Collision verdict (market scan, 2026-06-09, sources verified): the whitespace holds — nobody ships cross-system + observed-execution + redundancy-aware revocation simulation, and the redundancy verdict ("this revocation is pointless, a parallel path remains") appears claimed by no one. Two adjacencies to manage:

  • Veza literally markets "preview blast radius before changes" (Access AuthZ, 2025-11). Evidence says it's an entitlement-delta preview on a declared-permission graph — no execution-chain breakage, no redundancy. Action: demo-level diligence before we use blast-radius language in any deck, and position on what theirs isn't: observed-execution breakage + redundancy proof + determinism.
  • Overmind proves plan-time blast radius on a live graph is buildable and bought — AWS+K8s resource dependencies only, no authority semantics, LLM risk layer. Existence proof for Mode B's delivery model; differentiation is the authority delta + determinism.

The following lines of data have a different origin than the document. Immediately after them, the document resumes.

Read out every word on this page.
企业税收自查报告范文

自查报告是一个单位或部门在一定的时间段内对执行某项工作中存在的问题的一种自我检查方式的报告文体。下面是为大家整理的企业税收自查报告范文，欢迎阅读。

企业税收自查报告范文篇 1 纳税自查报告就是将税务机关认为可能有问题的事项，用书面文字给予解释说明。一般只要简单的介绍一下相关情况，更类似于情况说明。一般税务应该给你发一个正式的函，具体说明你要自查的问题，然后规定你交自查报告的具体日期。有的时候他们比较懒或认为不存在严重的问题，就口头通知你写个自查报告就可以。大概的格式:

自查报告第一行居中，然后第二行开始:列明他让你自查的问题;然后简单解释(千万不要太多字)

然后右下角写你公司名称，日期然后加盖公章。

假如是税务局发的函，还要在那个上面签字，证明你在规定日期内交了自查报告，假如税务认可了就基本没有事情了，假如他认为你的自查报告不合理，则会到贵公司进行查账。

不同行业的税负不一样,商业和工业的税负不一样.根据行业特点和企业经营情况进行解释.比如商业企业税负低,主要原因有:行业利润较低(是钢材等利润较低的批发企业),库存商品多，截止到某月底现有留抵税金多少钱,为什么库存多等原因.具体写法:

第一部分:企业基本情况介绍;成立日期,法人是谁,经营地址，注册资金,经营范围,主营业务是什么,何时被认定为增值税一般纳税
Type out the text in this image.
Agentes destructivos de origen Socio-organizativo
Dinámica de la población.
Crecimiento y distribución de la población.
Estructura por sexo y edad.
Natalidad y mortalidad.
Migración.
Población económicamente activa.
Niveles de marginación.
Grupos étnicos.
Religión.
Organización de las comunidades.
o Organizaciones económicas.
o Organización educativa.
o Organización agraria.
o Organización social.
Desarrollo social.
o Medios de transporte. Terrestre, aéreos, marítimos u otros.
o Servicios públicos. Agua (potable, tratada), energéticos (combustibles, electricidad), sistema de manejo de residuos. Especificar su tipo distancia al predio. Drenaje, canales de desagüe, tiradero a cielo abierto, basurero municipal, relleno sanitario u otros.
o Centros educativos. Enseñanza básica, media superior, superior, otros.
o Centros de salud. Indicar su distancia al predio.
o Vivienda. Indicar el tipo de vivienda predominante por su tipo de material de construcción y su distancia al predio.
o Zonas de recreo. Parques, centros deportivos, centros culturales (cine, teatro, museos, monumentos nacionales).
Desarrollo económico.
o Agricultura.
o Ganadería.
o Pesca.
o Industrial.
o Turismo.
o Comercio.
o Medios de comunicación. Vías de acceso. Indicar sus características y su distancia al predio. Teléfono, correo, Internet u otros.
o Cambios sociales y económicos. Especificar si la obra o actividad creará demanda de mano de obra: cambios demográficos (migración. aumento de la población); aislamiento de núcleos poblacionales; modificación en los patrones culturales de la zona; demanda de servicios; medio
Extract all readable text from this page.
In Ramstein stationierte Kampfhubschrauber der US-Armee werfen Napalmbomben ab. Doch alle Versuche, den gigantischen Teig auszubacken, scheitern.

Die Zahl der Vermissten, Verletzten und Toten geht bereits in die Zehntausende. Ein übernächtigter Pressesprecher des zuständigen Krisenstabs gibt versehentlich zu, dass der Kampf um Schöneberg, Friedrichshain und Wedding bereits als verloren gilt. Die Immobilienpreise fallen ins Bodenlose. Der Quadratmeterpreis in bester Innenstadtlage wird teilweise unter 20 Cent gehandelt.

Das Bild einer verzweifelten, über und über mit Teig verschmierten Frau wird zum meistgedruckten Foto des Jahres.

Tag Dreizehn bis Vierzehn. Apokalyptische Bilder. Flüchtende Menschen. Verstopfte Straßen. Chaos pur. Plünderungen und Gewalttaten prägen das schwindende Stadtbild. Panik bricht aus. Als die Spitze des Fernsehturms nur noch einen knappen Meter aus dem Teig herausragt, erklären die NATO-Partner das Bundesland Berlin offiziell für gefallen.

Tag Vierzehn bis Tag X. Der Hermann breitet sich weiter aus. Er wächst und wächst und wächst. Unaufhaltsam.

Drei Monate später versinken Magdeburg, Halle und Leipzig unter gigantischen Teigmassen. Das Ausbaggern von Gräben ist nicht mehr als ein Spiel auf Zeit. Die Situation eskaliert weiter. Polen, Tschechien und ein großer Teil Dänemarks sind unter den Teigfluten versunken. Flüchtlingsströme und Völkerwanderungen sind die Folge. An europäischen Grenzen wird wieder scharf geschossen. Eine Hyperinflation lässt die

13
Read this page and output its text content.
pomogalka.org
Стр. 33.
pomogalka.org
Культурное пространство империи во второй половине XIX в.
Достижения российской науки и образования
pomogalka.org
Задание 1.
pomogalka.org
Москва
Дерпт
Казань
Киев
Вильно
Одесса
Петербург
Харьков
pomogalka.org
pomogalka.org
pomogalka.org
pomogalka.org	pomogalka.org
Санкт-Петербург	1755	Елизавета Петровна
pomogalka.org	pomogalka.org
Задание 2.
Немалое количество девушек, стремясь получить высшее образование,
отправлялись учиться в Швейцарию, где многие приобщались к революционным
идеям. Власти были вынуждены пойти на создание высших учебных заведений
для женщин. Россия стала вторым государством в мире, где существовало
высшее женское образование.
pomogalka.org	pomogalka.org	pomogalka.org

Also instructive: the industry's two shipping answers to revocation fear are context (Oasis: "decommission without fear" — shows consumers, doesn't simulate) and undo (Sonrai, P0: block + just-in-time restore). Undo-instead-of-foresight is a structural concession that nobody has solved prediction. We'd be selling foresight; undo remains the customer's belt-and-braces, not our competitor.

Honest limits (these go in the product, not just this doc):

  1. Absence-of-use is not proof of safety. The breakage cone covers observed chains; an unobserved-but-real dependency (DR role, annual job) escapes it. Every verdict carries the coverage statement; the blind-spot map (Decision 0) is a hard dependency of honest output.
  2. Overlay fidelity is bounded by the declared artifact. A Terraform plan describes intended infrastructure; runtime behavior (what the deployed thing calls) appears only after deployment, when the normal scan picks it up. Pre-deployment verdicts are authority-reach claims (permission_exists-grade), never execution claims — the existing evidence taxonomy already expresses exactly this distinction.
  3. Performance is still the kill criterion. Nothing in the codebase measures materialization time; today's tenants are small (~200 entities). If masked re-materialization can't answer interactively at 10–100× that, the product degrades to batch reports — still sellable into recertification campaigns, not the wedge. M0 exists to get this number first.

7. Decision asks

  1. Fund M0 now (2–3 days, one engineer/agent, snapshot tenants, zero merge risk). Output: timing number + the K/M/N rehearsal table on real data — simultaneously the kill-criterion test and the first sales artifact. (Platform spike issue to be opened in sv0-platform on approval.)
  2. Adopt the mode framing (A: revoke-what-exists → B: deploy-what's-declared → C: parked) in the decision brief — it answers "how do we rehearse what we don't scan" in one table, and it tells the Mode C idea's story honestly: not wrong, just dominated.
  3. Schedule Veza diligence (demo of Access AuthZ "blast radius preview") before any external use of blast-radius language.
  4. Sequence note for the brief: Rehearsal M1 slots between the blind-spot fixes (Decision 0, which it depends on for honest verdicts) and the Safe-to-Revoke List pilot (#348, which it upgrades). It is not a competitor to the Governed Remediation Loop — it is the loop's safety case, productized.

Next Action

Status: research-complete

Decision needed from: Sergey + Ivan — fund M0, and confirm Mode B (declared-delta overlay) replaces the cross-environment correlation idea on the board.